第一話 三山緋菜、二十七歳(上)
「あっ、すみません」
東京駅に着いて急いでいた私は、すれ違うサラリーマンとぶつかる。怪訝な顔をされたが、勢いよく頭を下げた。ムッとした彼は何か言いたそうにも見えたが、直ぐに背を向けて歩き始める。ホッと胸を撫で下ろして、私は目的地へと急いだ。

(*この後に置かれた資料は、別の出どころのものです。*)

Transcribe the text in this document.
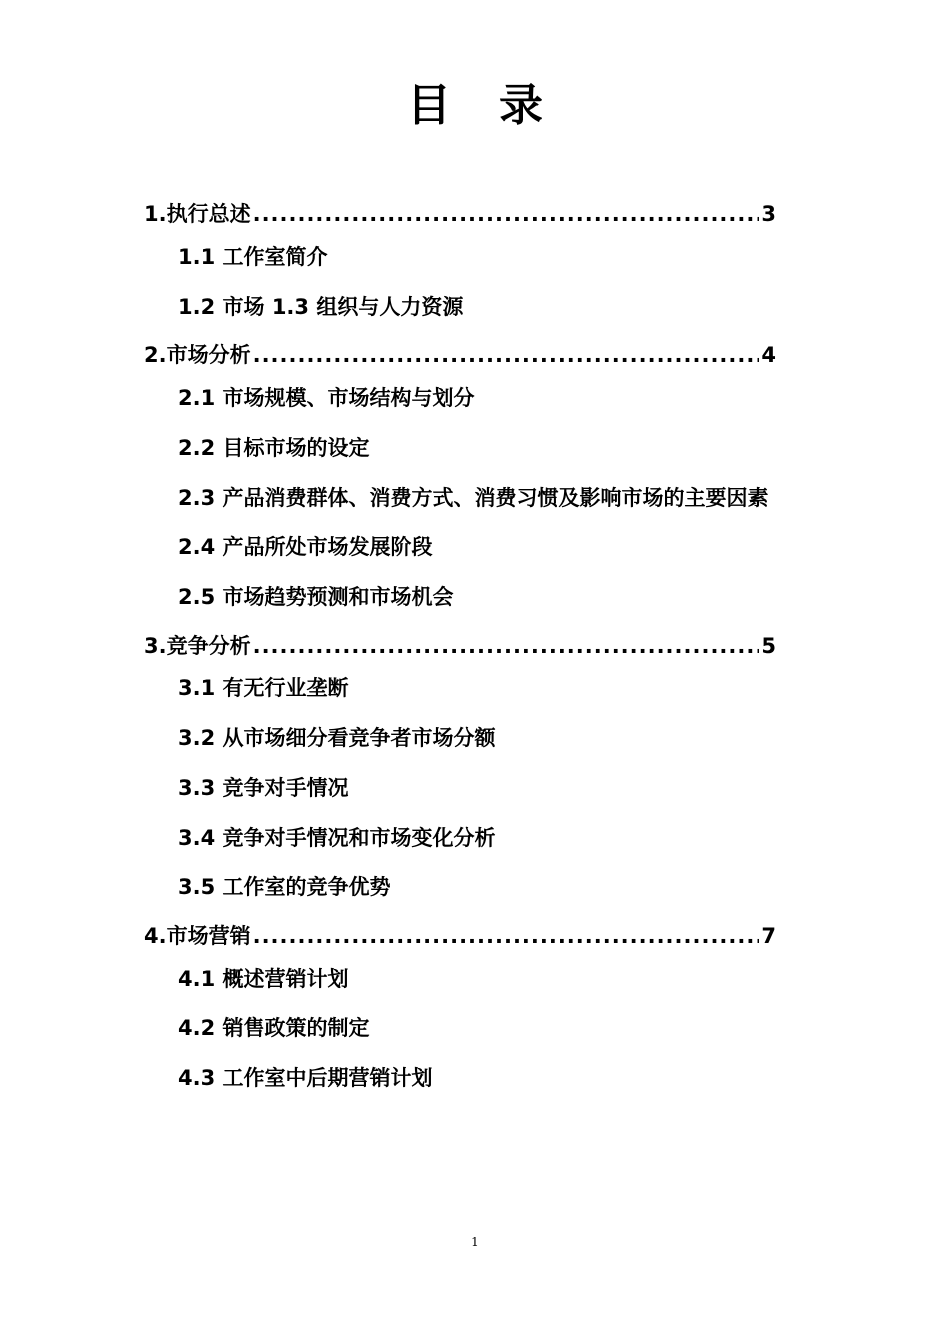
目 录
1. 执行总述 .....	3
1.1 工作室简介
1.2 市场 1.3 组织与人力资源
2. 市场分析 .....	4
2.1 市场规模、市场结构与划分
2.2 目标市场的设定
2.3 产品消费群体、消费方式、消费习惯及影响市场的主要因素
2.4 产品所处市场发展阶段
2.5 市场趋势预测和市场机会
3. 竞争分析 .....	5
3.1 有无行业垄断
3.2 从市场细分看竞争者市场分额
3.3 竞争对手情况
3.4 竞争对手情况和市场变化分析
3.5 工作室的竞争优势
4. 市场营销 .....	7
4.1 概述营销计划
4.2 销售政策的制定
4.3 工作室中后期营销计划
1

大手の食品メーカーに勤める彼とは、付き合い始めて今年で二年目。こう気を急いているのは、もしかしたら、なんて気持ちが心の中で踊っているからだ。気を付けなければ、鼻歌でも歌ってしまいそうなくらい。ウェディングドレスを着るには、きっと若い方が良いに決まっている。最寄りの駅を通り越して、上野駅からJR線に乗る。待ち合わせの東京駅までは、山手線で八分。ドキドキするのは私の勝手だけれど、期待してもいい、よね?
「えぇと……こっちかな?」
東京駅で待ち合わせることなんて、ほどんどない。分かりやすいように『動輪の広場』と言われたけれど、丸の内方面であること以外はほぼ勘で動いている。新しく買ったブーティ。珍しく巻いた髪。いつもは穿かないスカート。ポイントにチェックのストールをバッグに挟んである。彼は、何て言うだろう。柔らかい濃紺のプリーツスカートは、ウロウロする私の足元で揺れた。
「おぉ、これだな」
待ち合わせ場所に着いたのは、珍しく十五分も前。少し人は立っているが、彼は見当たらない。私がいつもギリギリか少し遅れるから、彼も急いではいないのだろう。そうだ。彼も今日は、昼間に用事があるって言っていた。それならば連絡は入れず、静かに待とう。動輪を背にし、改札の前に立つ。真新しいブーティを見て、誰にもバレないように小さく微笑んだ。
「今日は、出て来てもらっちゃって悪かったな」
「いえ、私の方こそ。お休みなのにすみませんでした」
「おぉ、それはいいよ。俺も、あい……あぁ、まぁ気を付けて帰れよ」
私がここに立って、ほんの二、三分経過した時。左後方から男女の声が近付いて来る。私はそれに、何だか聞き覚えがある気がした。この甘ったるいような、柔らかい声……
「じゃあ。また、月曜日に」
「おぉ。またな」
二人が歩を進めて、その声の男が私の隣に並ぶ。それまで上げられずにいた顔を少しだけ持ち上げ、離れて行った女を目で追った。綺麗なブルーのカラーニットを着た女。改札へ向かい、クルリと振り返って小さく会釈をする。それからゲートを抜け、また振り返って小さく手を振った。チェックのプリーツロングをひらりとさせ消えていく様は、何だか浮かれているようにも見えた。
ボォッとその背を見つめた。真っ青なニット。休日のくすんだカラーの中で、綺麗に映える。真横に立った男の右手がそっと降りた。あぁこの靴。いつだったか二人で出掛けた時に、買った物と同じだ。
私は、薄々は気付き始めている。今の声の主は、私の彼、だと。